(Bloomberg) -- European Central Bank Vice President Luis de Guindos said upside dangers to inflation stem from rising wages and widening profit margins, while downside risks include weaker lending if the banking sector comes under renewed pressure.

“Our future decisions will ensure that the policy rates will be brought to levels sufficiently restrictive to achieve a timely return of inflation to our 2% medium-term target,” Guindos told lawmakers Thursday in Brussels.

Once there, they’ll “be kept at those levels for as long as necessary,” he said.

As ECB officials discuss how much more they need to raise interest rates to return inflation to their 2% goal, some say hikes may be needed into the fall.

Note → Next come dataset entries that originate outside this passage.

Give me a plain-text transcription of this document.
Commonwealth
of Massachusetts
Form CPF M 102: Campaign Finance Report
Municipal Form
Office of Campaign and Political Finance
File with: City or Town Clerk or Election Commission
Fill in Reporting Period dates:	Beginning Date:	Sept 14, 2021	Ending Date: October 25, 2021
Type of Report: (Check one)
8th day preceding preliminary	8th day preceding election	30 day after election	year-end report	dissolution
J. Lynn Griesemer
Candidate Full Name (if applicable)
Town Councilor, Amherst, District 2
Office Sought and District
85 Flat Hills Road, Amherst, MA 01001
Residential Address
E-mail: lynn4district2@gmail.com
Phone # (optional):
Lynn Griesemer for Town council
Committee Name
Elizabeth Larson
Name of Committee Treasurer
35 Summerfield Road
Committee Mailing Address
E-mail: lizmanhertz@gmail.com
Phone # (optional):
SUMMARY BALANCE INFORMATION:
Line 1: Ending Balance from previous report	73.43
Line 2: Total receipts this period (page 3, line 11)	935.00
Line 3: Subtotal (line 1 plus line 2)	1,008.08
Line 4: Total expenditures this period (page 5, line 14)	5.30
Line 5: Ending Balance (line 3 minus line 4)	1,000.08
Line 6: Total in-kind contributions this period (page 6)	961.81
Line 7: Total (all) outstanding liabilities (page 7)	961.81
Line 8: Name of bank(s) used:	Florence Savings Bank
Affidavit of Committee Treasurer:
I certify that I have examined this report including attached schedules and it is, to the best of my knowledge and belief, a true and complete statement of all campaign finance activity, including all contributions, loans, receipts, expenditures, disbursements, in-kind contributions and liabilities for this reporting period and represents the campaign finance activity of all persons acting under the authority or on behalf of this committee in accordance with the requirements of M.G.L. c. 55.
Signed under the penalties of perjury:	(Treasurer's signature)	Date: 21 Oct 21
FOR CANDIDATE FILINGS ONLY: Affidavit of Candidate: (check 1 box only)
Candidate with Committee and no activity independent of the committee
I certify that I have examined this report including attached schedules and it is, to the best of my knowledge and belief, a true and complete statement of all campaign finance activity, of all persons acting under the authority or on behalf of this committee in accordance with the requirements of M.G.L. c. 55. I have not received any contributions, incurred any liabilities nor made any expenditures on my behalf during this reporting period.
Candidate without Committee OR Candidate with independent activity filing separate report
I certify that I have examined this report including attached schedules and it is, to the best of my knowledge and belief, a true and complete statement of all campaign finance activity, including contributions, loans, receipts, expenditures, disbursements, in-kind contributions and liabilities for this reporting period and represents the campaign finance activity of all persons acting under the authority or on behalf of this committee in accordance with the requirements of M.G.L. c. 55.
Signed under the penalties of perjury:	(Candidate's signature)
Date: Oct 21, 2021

That could mean three quarter-point increases in the deposit rate, to 4% — more than the two moves predicted by markets and most economists.

One of the officials suggesting a September rate hike is Bundesbank President Joachim Nagel, who’s among the most hawkish members of the ECB Governing Council.

Speaking just hours after his country’s statistics office announced that Germany suffered a recession earlier this year, he reiterated the need for more action to tame consumer prices.

“Within less than a year we have raised the key interest rate by 375 basis points so far, stopped net purchases of bonds, and will probably stop reinvesting via the APP program from July,” he said. “And the ECB Governing Council will continue on this monetary tightening path to overcome high inflation.”